Was lässt sich an Gleisüberwegen noch verbessern?

„Das Problem dabei ist, dass man Fußgängerunfällen nur schwer vorbeugen kann“, sagt Polizeisprecher Tobias Tomaszewski. Bauliche Veränderungen, Tempolimits, Kontrollaktionen – bei Fußgängern laufen solche Maßnahmen ins Leere. Allenfalls an Gleisüberwegen der Stadtbahn wären Veränderungen denkbar – doch hier glauben die Verkehrsexperten schon alles ausgereizt zu haben: Mit gelben Blinklichtern, die vor herannahenden Stadtbahnen warnen, mit z-förmigen Überwegen, die den Blick des Passanten auf die entgegenkommende Bahn richten sollen. Doch was nützt das, wenn viele vor allem auf ihr Handy starren oder mit Kopfhörern und Musik im Ohr keine Warnsignale wahrnehmen?
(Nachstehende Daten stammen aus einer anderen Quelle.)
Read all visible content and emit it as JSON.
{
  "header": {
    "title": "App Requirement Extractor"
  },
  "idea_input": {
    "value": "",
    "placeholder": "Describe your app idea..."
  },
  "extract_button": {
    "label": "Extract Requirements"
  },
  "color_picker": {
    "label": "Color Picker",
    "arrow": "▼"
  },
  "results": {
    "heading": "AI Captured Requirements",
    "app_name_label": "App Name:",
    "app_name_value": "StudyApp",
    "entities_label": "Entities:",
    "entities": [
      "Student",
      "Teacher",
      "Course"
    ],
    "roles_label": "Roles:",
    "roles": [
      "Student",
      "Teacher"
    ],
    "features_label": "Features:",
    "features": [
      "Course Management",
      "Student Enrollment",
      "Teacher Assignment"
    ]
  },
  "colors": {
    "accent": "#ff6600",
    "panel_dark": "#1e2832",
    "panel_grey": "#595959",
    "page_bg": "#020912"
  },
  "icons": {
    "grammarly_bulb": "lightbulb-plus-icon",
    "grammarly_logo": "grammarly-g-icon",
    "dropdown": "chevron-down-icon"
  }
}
Der erste Unfalltote des Jahres 2016 war ein 55-jähriger Fußgänger, der am 10. Mai unachtsam und stark schwankend die Schlossstraße in der Innenstadt überquerte. Dabei lief er auf den Gleisen gegen eine Stadtbahn der Linie U14 und erlitt tödliche Verletzungen. Bei der letzten Unfalltoten des Jahres handelte es sich um eine 68-Jährige, die am 13. Dezember auf freier Strecke die Hedelfinger Straße in Hedelfingen überquerte und dabei von einer Stadtbahn der Linie U 9 erfasst wurde.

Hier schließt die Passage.